Seiberg-Witten Transforms of Noncommutative Solitons

TL;DR

This paper evaluates the Seiberg-Witten map for noncommutative solitons and instantons, revealing how their properties translate into commutative variables and identifying their brane moduli.

Contribution

It provides explicit calculations of the Seiberg-Witten transform for solitons and instantons, clarifying their geometric and physical interpretations in commutative space.

Findings

Solitons have delta-function supports in commutative variables.

Instantons exhibit finite size determined by noncommutative scale and deformation parameter.

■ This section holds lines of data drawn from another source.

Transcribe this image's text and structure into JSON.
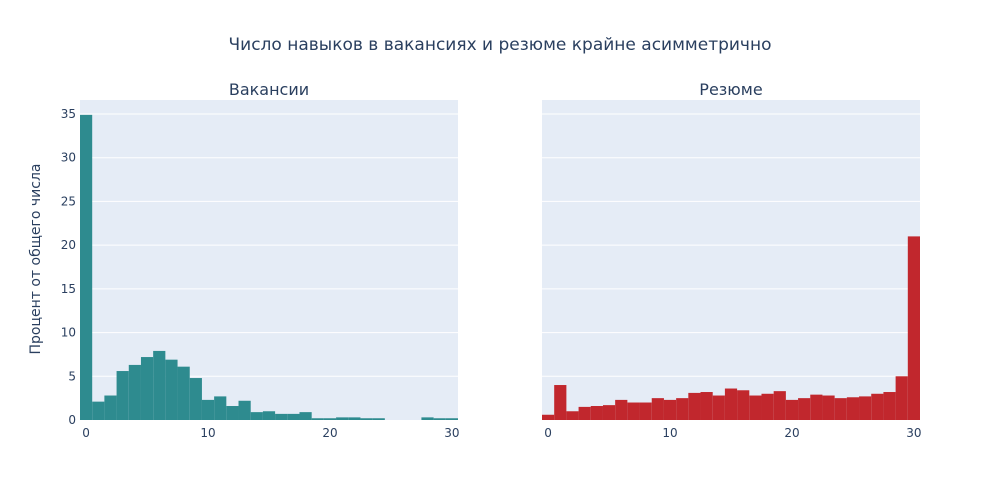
{
  "chart_data": {
    "title": "Число навыков в вакансиях и резюме крайне асимметрично",
    "ylabel": "Процент от общего числа",
    "ylim": [
      0,
      36.6
    ],
    "yticks": [
      0,
      5,
      10,
      15,
      20,
      25,
      30,
      35
    ],
    "xlim": [
      -0.5,
      30.5
    ],
    "xticks": [
      0,
      10,
      20,
      30
    ],
    "panels": [
      {
        "type": "bar",
        "title": "Вакансии",
        "color": "#2e8b8f",
        "categories": [
          0,
          1,
          2,
          3,
          4,
          5,
          6,
          7,
          8,
          9,
          10,
          11,
          12,
          13,
          14,
          15,
          16,
          17,
          18,
          19,
          20,
          21,
          22,
          23,
          24,
          25,
          26,
          27,
          28,
          29,
          30
        ],
        "values": [
          34.9,
          2.1,
          2.8,
          5.6,
          6.3,
          7.2,
          7.9,
          6.9,
          6.1,
          4.8,
          2.3,
          2.7,
          1.6,
          2.2,
          0.9,
          1.0,
          0.7,
          0.7,
          0.9,
          0.2,
          0.2,
          0.3,
          0.3,
          0.2,
          0.2,
          0.0,
          0.0,
          0.0,
          0.3,
          0.2,
          0.2
        ]
      },
      {
        "type": "bar",
        "title": "Резюме",
        "color": "#c1272d",
        "categories": [
          0,
          1,
          2,
          3,
          4,
          5,
          6,
          7,
          8,
          9,
          10,
          11,
          12,
          13,
          14,
          15,
          16,
          17,
          18,
          19,
          20,
          21,
          22,
          23,
          24,
          25,
          26,
          27,
          28,
          29,
          30
        ],
        "values": [
          0.6,
          4.0,
          1.0,
          1.5,
          1.6,
          1.7,
          2.3,
          2.0,
          2.0,
          2.5,
          2.3,
          2.5,
          3.1,
          3.2,
          2.8,
          3.6,
          3.4,
          2.8,
          3.0,
          3.3,
          2.3,
          2.5,
          2.9,
          2.8,
          2.5,
          2.6,
          2.7,
          3.0,
          3.2,
          5.0,
          21.0
        ]
      }
    ]
  }
}
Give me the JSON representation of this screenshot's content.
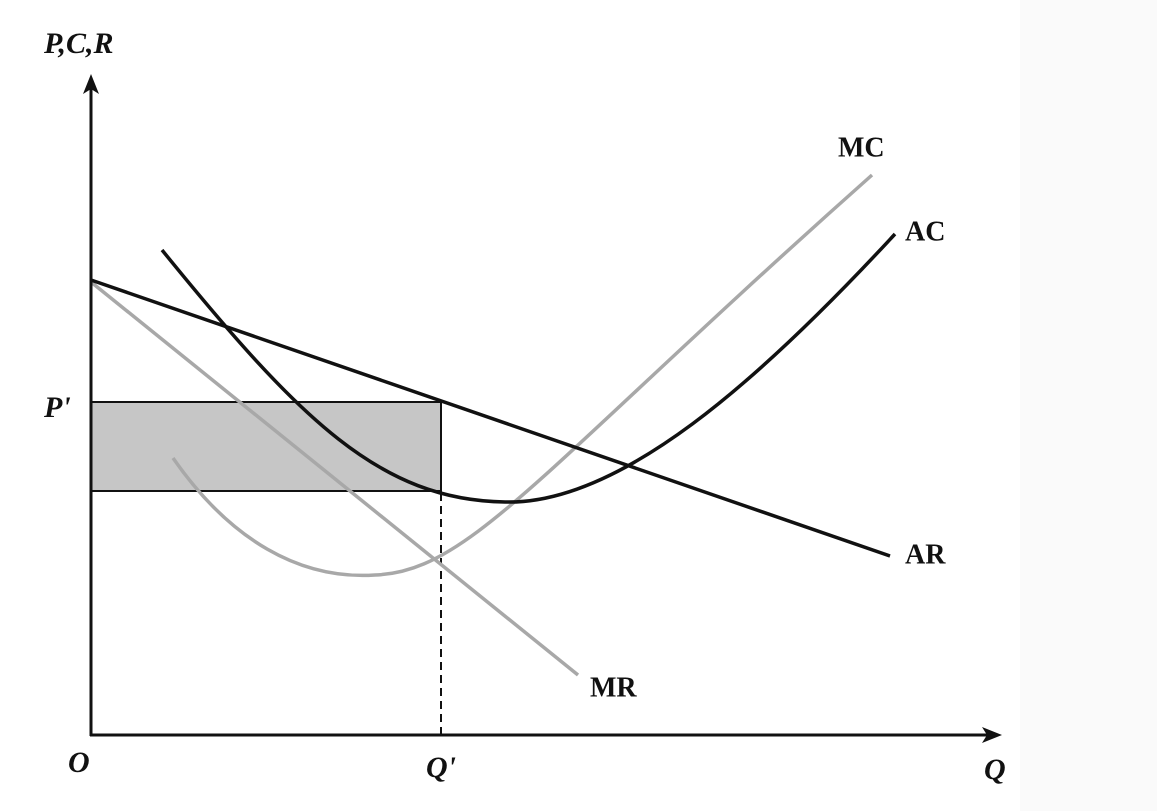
{
  "axes": {
    "y_label": "P,C,R",
    "x_label": "Q",
    "origin": "O"
  },
  "markers": {
    "price": "P'",
    "quantity": "Q'"
  },
  "curves": {
    "mc": "MC",
    "ac": "AC",
    "ar": "AR",
    "mr": "MR"
  }
}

Large deformation parameter yields instanton profiles similar to BPST instantons.

Abstract

We evaluate the Seiberg-Witten map for solitons and instantons in noncommutative gauge theories in various dimensions. We show that solitons constructed using the projection operators have delta-function supports when expressed in the commutative variables. This gives a precise identification of the moduli of these solutions as locations of branes. On the other hand, an instanton solution in four dimensions allows deformation away from the projection operator construction. We evaluate the Seiberg-Witten transform of the U(2) instanton and show that it has a finite size determined by the noncommutative scale and by the deformation parameter \rho. For large \rho, the profile of the D0-brane density of the instanton agrees surprisingly well with that of the BPST instanton on commutative space.